Paper No. 11
Presentation Time: 10:45 AM
GEOCHRONOLOGIC AND GEOCHEMICAL EVIDENCE FOR EXTENSION OF THE BISBEE TROUGH TO THE LOWER PART OF THE MCCOY MOUNTAINS FORMATION IN SOUTHWESTERN ARIZONA
The McCoy Mountains Formation (MMF) consists of Jurassic and Cretaceous siltstone, sandstone, and conglomerate exposed in an east-west trending belt in southwestern Arizona and southeastern California. In the Dome Rock, McCoy, and Palen Mountains, the MMF consists of two fining-upward sequences, each broken into three members by Harding and Coney (1985, GSAB). The youngest zircons identified in a recent detrital zircon U-Pb study (Barth et al., 2004, GSAB) are middle Jurassic (179 Ma) for sandstone of basal member 1, middle Cretaceous (109 Ma) for overlying basal member 2, and upper Cretaceous for the top two members. Detrital zircons from four fault-bounded MMF sequences in western Arizona were analyzed to determine if these sequences could be correlated with specific parts of the MMF farther west. Detrital zircons from at or near the top of sections in the southern Little Harquahala, Granite Wash, New Water, and southern Plomosa Mountains all had only Jurassic or older zircons (396 grains analyzed by LA-ICPMS). An andesitic lava flow near the top of the section in the New Water Mountains yielded a U-Pb zircon date of 154.4 +/- 2.1 Ma (18 zircon grains). We interpret these new analyses to indicate that Mesozoic clastic strata in these areas are upper Jurassic and are broadly correlative with basal member 1 of the McCoy Mountains Formation.

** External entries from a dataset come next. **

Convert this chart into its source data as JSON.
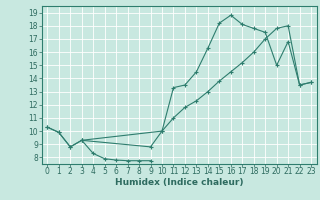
{
  "title": "",
  "xlabel": "Humidex (Indice chaleur)",
  "bg_color": "#c8e8e0",
  "grid_color": "#ffffff",
  "line_color": "#2e7d6e",
  "xlim": [
    -0.5,
    23.5
  ],
  "ylim": [
    7.5,
    19.5
  ],
  "xticks": [
    0,
    1,
    2,
    3,
    4,
    5,
    6,
    7,
    8,
    9,
    10,
    11,
    12,
    13,
    14,
    15,
    16,
    17,
    18,
    19,
    20,
    21,
    22,
    23
  ],
  "yticks": [
    8,
    9,
    10,
    11,
    12,
    13,
    14,
    15,
    16,
    17,
    18,
    19
  ],
  "line1_x": [
    0,
    1,
    2,
    3,
    4,
    5,
    6,
    7,
    8,
    9
  ],
  "line1_y": [
    10.3,
    9.9,
    8.8,
    9.3,
    8.3,
    7.9,
    7.8,
    7.75,
    7.75,
    7.75
  ],
  "line2_x": [
    0,
    1,
    2,
    3,
    9,
    10,
    11,
    12,
    13,
    14,
    15,
    16,
    17,
    18,
    19,
    20,
    21,
    22,
    23
  ],
  "line2_y": [
    10.3,
    9.9,
    8.8,
    9.3,
    8.8,
    10.0,
    13.3,
    13.5,
    14.5,
    16.3,
    18.2,
    18.8,
    18.1,
    17.8,
    17.5,
    15.0,
    16.8,
    13.5,
    13.7
  ],
  "line3_x": [
    3,
    10,
    11,
    12,
    13,
    14,
    15,
    16,
    17,
    18,
    19,
    20,
    21,
    22,
    23
  ],
  "line3_y": [
    9.3,
    10.0,
    11.0,
    11.8,
    12.3,
    13.0,
    13.8,
    14.5,
    15.2,
    16.0,
    17.0,
    17.8,
    18.0,
    13.5,
    13.7
  ],
  "tick_fontsize": 5.5,
  "xlabel_fontsize": 6.5,
  "marker_size": 3.0,
  "line_width": 0.8
}
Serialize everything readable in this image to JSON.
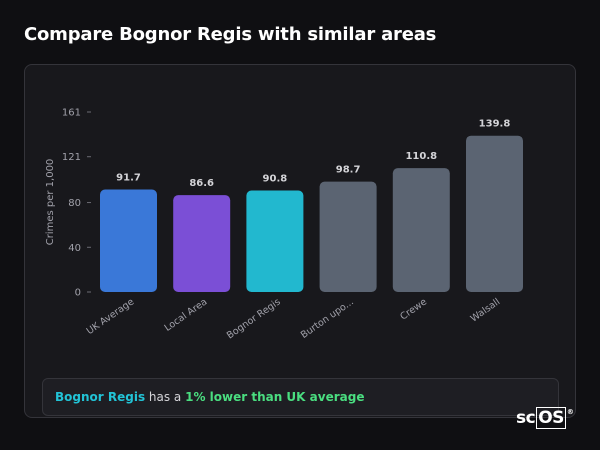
{
  "header": {
    "title": "Compare Bognor Regis with similar areas"
  },
  "chart_data": {
    "type": "bar",
    "title": "",
    "xlabel": "",
    "ylabel": "Crimes per 1,000",
    "ylim": [
      0,
      161
    ],
    "y_ticks": [
      0,
      40,
      80,
      121,
      161
    ],
    "grid": false,
    "legend": "none",
    "categories": [
      "UK Average",
      "Local Area",
      "Bognor Regis",
      "Burton upo...",
      "Crewe",
      "Walsall"
    ],
    "values": [
      91.7,
      86.6,
      90.8,
      98.7,
      110.8,
      139.8
    ],
    "value_labels": [
      "91.7",
      "86.6",
      "90.8",
      "98.7",
      "110.8",
      "139.8"
    ],
    "colors": [
      "#3a78d8",
      "#7b4fd6",
      "#22b8cf",
      "#5b6472",
      "#5b6472",
      "#5b6472"
    ]
  },
  "summary": {
    "area": "Bognor Regis",
    "text_middle": " has a ",
    "difference": "1% lower than UK average"
  },
  "brand": {
    "prefix": "sc",
    "boxed": "OS",
    "mark": "®"
  }
}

Six of twelve samples of the numerous basaltic sills and lava flows in the McCoy Mountains Formation in the Granite Wash, New Water, and southern Plomosa Mountains analyzed for Nd isotopes yielded initial epsilon Nd values (at t = 150 Ma) of between +4 and +6. These isotopic analyses, as well as zircon geochronology, support the interpretation that the lower MMF was deposited during rifting within the western extension of the Bisbee trough. Another sandstone sample, from the upper MMF in the Dome Rock Mountains, contained 80-102 Ma zircon grains (14 of 99 grains). Correlative strata in the Livingstone Hills are more feldspathic and have higher K-feldspar/plagioclase than lower McCoy sandstones. We infer that arkosic sands carrying a significant fraction of 80-110 Ma zircons and probably derived from the Cretaceous magmatic arc to the southwest reached at least as far east as the Livingstone Hills, but these sands are not represented in any of the MMF sections farther east in Arizona.